Malgré ces déclarations, les relations entre Paris et Kigali sont depuis restées difficiles, passant par des phases de fortes tensions. À son arrivée à l’Élysée, Emmanuel Macron relance le travail de rapprochement, notamment en développant de bonnes relations avec Paul Kagame, qui se présente en champion africain de l’environnement et du numérique.
Après l’élection - avec le soutien de Paris - de la Rwandaise Louise Mushikiwabo à la tête de l’Organisation internationale de la francophonie, une nouvelle étape est franchie avec la remise en mars du rapport dirigé par l’historien Vincent Duclert sur le rôle de la France dans le génocide.

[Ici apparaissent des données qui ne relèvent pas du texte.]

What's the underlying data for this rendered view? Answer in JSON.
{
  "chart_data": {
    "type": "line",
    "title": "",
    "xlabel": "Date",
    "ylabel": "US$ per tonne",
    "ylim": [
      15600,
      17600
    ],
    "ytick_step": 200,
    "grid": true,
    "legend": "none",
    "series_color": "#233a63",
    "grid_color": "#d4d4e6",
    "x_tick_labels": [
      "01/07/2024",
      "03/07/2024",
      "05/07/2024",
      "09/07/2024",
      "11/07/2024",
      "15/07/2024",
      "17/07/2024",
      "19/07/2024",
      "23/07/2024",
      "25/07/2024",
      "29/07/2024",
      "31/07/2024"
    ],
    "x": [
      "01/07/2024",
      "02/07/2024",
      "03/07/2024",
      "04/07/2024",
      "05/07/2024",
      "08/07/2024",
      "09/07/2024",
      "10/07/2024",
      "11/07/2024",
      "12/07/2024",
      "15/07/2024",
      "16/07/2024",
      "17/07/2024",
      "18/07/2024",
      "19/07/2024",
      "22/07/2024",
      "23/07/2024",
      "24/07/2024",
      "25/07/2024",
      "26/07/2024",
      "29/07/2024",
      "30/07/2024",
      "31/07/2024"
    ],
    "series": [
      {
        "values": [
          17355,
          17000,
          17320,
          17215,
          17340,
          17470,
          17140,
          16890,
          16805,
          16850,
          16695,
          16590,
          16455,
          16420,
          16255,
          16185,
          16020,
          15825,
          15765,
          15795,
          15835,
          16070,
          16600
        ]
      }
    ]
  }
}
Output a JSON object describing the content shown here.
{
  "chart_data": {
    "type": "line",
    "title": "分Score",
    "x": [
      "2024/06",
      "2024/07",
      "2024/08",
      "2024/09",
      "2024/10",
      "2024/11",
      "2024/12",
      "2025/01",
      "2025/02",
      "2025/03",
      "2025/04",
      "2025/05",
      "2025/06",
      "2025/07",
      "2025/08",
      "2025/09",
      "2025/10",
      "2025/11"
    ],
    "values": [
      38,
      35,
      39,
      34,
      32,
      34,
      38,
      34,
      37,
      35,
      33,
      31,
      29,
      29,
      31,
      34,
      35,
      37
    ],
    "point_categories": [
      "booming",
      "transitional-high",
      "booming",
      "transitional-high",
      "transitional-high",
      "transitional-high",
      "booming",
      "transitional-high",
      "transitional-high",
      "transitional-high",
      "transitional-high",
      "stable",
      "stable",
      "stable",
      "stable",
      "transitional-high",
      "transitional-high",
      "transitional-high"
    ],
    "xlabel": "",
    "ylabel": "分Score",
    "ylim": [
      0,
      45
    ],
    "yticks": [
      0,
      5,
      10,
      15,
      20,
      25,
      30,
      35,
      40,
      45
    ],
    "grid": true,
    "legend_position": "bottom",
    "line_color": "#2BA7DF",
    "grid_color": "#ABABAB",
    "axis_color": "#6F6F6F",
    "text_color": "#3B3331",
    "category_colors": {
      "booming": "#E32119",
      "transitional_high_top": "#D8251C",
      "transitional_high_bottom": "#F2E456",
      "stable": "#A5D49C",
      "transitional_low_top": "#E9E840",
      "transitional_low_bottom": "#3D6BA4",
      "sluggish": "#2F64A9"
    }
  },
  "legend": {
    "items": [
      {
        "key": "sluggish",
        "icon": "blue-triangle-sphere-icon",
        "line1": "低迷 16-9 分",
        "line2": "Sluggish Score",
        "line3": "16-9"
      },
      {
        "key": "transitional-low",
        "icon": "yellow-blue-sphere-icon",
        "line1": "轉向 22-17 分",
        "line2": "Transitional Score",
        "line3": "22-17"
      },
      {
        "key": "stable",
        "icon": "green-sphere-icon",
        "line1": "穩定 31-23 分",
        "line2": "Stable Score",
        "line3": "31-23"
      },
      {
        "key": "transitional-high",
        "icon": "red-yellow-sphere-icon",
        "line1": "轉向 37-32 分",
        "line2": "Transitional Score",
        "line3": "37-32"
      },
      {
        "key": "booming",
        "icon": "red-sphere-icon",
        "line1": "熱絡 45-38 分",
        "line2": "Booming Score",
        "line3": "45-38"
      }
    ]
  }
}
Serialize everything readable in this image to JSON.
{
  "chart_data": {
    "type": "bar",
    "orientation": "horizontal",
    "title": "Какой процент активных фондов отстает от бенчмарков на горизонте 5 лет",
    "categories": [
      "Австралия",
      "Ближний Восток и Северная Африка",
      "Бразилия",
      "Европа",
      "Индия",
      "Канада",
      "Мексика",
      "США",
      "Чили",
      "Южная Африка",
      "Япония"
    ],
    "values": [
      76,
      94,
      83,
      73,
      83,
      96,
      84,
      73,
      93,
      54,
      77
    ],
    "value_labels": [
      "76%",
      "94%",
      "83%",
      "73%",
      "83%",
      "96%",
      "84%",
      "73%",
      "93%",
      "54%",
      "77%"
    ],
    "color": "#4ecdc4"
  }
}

Ce rapport conclut aux “responsabilités lourdes et accablantes” et à l’“aveuglement” du président socialiste de l’époque François Mitterrand et de son entourage face à la dérive raciste et génocidaire du gouvernement hutu que soutenait alors Paris. “Je peux m’accommoder” de ces conclusions, qui écartent la “complicité” de la France, a commenté Paul Kagame, qui dirigeait en 1994 la rébellion tutsi ayant mis fin au génocide.
Message global
Pour concrétiser la normalisation, les deux présidents pourraient s’entendre sur le retour d’un ambassadeur français à Kigali, où le poste est vacant depuis 2015. Une autre étape sera l’inauguration par Emmanuel Macron du “centre culturel francophone” de Kigali, un établissement qui “aura vocation à faire rayonner non seulement la culture française mais aussi toutes les ressources de la francophonie, notamment des artistes de la région”, selon la présidence.
Car, pour Paris, il s’agit d’envoyer un message global d’ouverture à la jeunesse africaine, qui peine à être convaincue de la volonté de l’ancienne puissance coloniale de tourner la page de la “Françafrique”. Plus ouvert que ses prédécesseurs vers l’Afrique anglophone, Emmanuel Macron est ensuite attendu vendredi en Afrique du Sud pour une courte visite axée sur la lutte contre la pandémie de Covid-19 et la crise économique qu’elle provoque. À Pretoria, il rencontrera son homologue Cyril Ramaphosa qu’il a récemment accueilli à Paris à l’occasion du sommet sur le soutien aux économies africaines.